If you walk round our house, you’ll also find conkers secreted in the corners of most rooms.
After reading somewhere that spiders were repelled by conkers, she ordered our two boys to collect horse chestnuts and block all potential spider entrances.
There is, of course, absolutely zero evidence that conkers contain any spider-repelling qualities, but she persists with theory.
So when a monster spider appeared on the kitchen wall this week, I sarcastically remarked that we need more conkers. She agreed with a serious nod of the head.
“In the meantime,” she bellowed, “get The Spider Cup.”
After spotting the monster (it was a full four inches in diameter) I paraphrased Roy Scheider with the line “We’re gonna need a bigger cup.”
She wasn’t having any of it. It had to be The Spider Cup.

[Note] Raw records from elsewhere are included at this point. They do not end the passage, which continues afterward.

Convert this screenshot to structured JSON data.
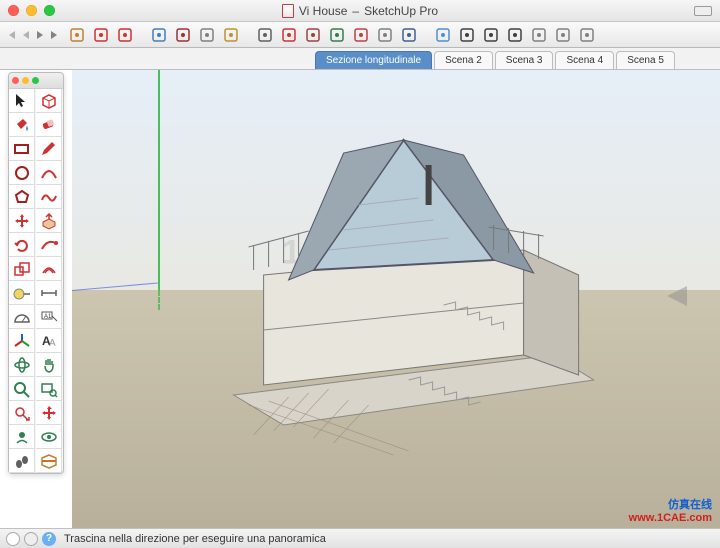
{
  "window": {
    "title_file": "Vi House",
    "title_app": "SketchUp Pro"
  },
  "scenes": {
    "tabs": [
      {
        "label": "Sezione longitudinale",
        "active": true
      },
      {
        "label": "Scena 2",
        "active": false
      },
      {
        "label": "Scena 3",
        "active": false
      },
      {
        "label": "Scena 4",
        "active": false
      },
      {
        "label": "Scena 5",
        "active": false
      }
    ]
  },
  "top_tools": [
    {
      "name": "warehouse-icon",
      "color": "#c08030"
    },
    {
      "name": "component-icon",
      "color": "#d03030"
    },
    {
      "name": "materials-icon",
      "color": "#d03030"
    },
    {
      "name": "styles-icon",
      "color": "#4080c0"
    },
    {
      "name": "layers-icon",
      "color": "#a03030"
    },
    {
      "name": "outliner-icon",
      "color": "#808080"
    },
    {
      "name": "scenes-icon",
      "color": "#c09030"
    },
    {
      "name": "shadows-icon",
      "color": "#606060"
    },
    {
      "name": "fog-icon",
      "color": "#d03030"
    },
    {
      "name": "match-photo-icon",
      "color": "#a04040"
    },
    {
      "name": "soften-icon",
      "color": "#308050"
    },
    {
      "name": "instructor-icon",
      "color": "#c04040"
    },
    {
      "name": "preferences-icon",
      "color": "#808080"
    },
    {
      "name": "extension-icon",
      "color": "#406090"
    },
    {
      "name": "xray-icon",
      "color": "#5090d0"
    },
    {
      "name": "back-icon",
      "color": "#404040"
    },
    {
      "name": "wire-icon",
      "color": "#404040"
    },
    {
      "name": "hidden-icon",
      "color": "#404040"
    },
    {
      "name": "shaded-icon",
      "color": "#808080"
    },
    {
      "name": "shaded-texture-icon",
      "color": "#808080"
    },
    {
      "name": "mono-icon",
      "color": "#808080"
    }
  ],
  "palette": [
    {
      "name": "select-tool",
      "glyph": "cursor",
      "color": "#222"
    },
    {
      "name": "make-component-tool",
      "glyph": "box",
      "color": "#d03030"
    },
    {
      "name": "paint-bucket-tool",
      "glyph": "bucket",
      "color": "#d03030"
    },
    {
      "name": "eraser-tool",
      "glyph": "eraser",
      "color": "#d03030"
    },
    {
      "name": "rectangle-tool",
      "glyph": "rect",
      "color": "#a02020"
    },
    {
      "name": "line-tool",
      "glyph": "pencil",
      "color": "#d03030"
    },
    {
      "name": "circle-tool",
      "glyph": "circle",
      "color": "#a02020"
    },
    {
      "name": "arc-tool",
      "glyph": "arc",
      "color": "#d03030"
    },
    {
      "name": "polygon-tool",
      "glyph": "poly",
      "color": "#a02020"
    },
    {
      "name": "freehand-tool",
      "glyph": "free",
      "color": "#d03030"
    },
    {
      "name": "move-tool",
      "glyph": "move",
      "color": "#d03030"
    },
    {
      "name": "push-pull-tool",
      "glyph": "push",
      "color": "#d03030"
    },
    {
      "name": "rotate-tool",
      "glyph": "rotate",
      "color": "#d03030"
    },
    {
      "name": "follow-me-tool",
      "glyph": "follow",
      "color": "#d03030"
    },
    {
      "name": "scale-tool",
      "glyph": "scale",
      "color": "#d03030"
    },
    {
      "name": "offset-tool",
      "glyph": "offset",
      "color": "#d03030"
    },
    {
      "name": "tape-tool",
      "glyph": "tape",
      "color": "#606060"
    },
    {
      "name": "dimension-tool",
      "glyph": "dim",
      "color": "#606060"
    },
    {
      "name": "protractor-tool",
      "glyph": "prot",
      "color": "#606060"
    },
    {
      "name": "text-tool",
      "glyph": "text",
      "color": "#333"
    },
    {
      "name": "axes-tool",
      "glyph": "axes",
      "color": "#606060"
    },
    {
      "name": "3dtext-tool",
      "glyph": "3dtext",
      "color": "#333"
    },
    {
      "name": "orbit-tool",
      "glyph": "orbit",
      "color": "#308050"
    },
    {
      "name": "pan-tool",
      "glyph": "pan",
      "color": "#308050"
    },
    {
      "name": "zoom-tool",
      "glyph": "zoom",
      "color": "#308050"
    },
    {
      "name": "zoom-window-tool",
      "glyph": "zoomwin",
      "color": "#308050"
    },
    {
      "name": "previous-tool",
      "glyph": "prev",
      "color": "#d03030"
    },
    {
      "name": "next-tool",
      "glyph": "next",
      "color": "#d03030"
    },
    {
      "name": "position-camera-tool",
      "glyph": "poscam",
      "color": "#308050"
    },
    {
      "name": "look-around-tool",
      "glyph": "look",
      "color": "#308050"
    },
    {
      "name": "walk-tool",
      "glyph": "walk",
      "color": "#606060"
    },
    {
      "name": "section-plane-tool",
      "glyph": "section",
      "color": "#c08030"
    }
  ],
  "status": {
    "hint": "Trascina nella direzione per eseguire una panoramica"
  },
  "viewport_watermark": "1CAE",
  "footer": {
    "cn_text": "仿真在线",
    "url_text": "www.1CAE.com"
  }
}
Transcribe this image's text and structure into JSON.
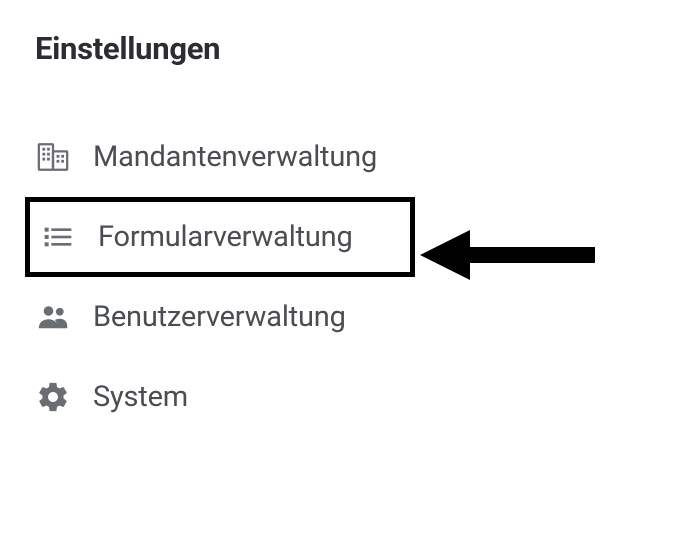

I managed to cover it, slip a piece of paper over the top of the cup and proceeded to take it to the back door.
“You can throw it over the neighbour’s fence,” she said.
No, I’ll just drop it outside the back door.
“You can’t do that,” she wailed, “it’ll find a way back in.”
But I can’t be seen climbing the neighbour’s fence at 10 o’clock at night shaking a spider from a cup into their back garden. What do I say if they see me? “Hi, I think this is yours.”
“You’ll have to take it out of the front of the house then,” she said. “And set it free at the bottom of the street. If you don’t, it’ll just find its way back. They always return to their webs.”
Always return to their webs? What is it, a homing spider?
She was adamant. Spiders always return home. And so I had to release the spider 30 yards up the road.
There was an uneasy silence that evening. But she eventually thawed and later we enjoyed a cup of cocoa in front of the telly.
It was only when I’d drained the last drops that I realised it had been served up in The Spider Cup.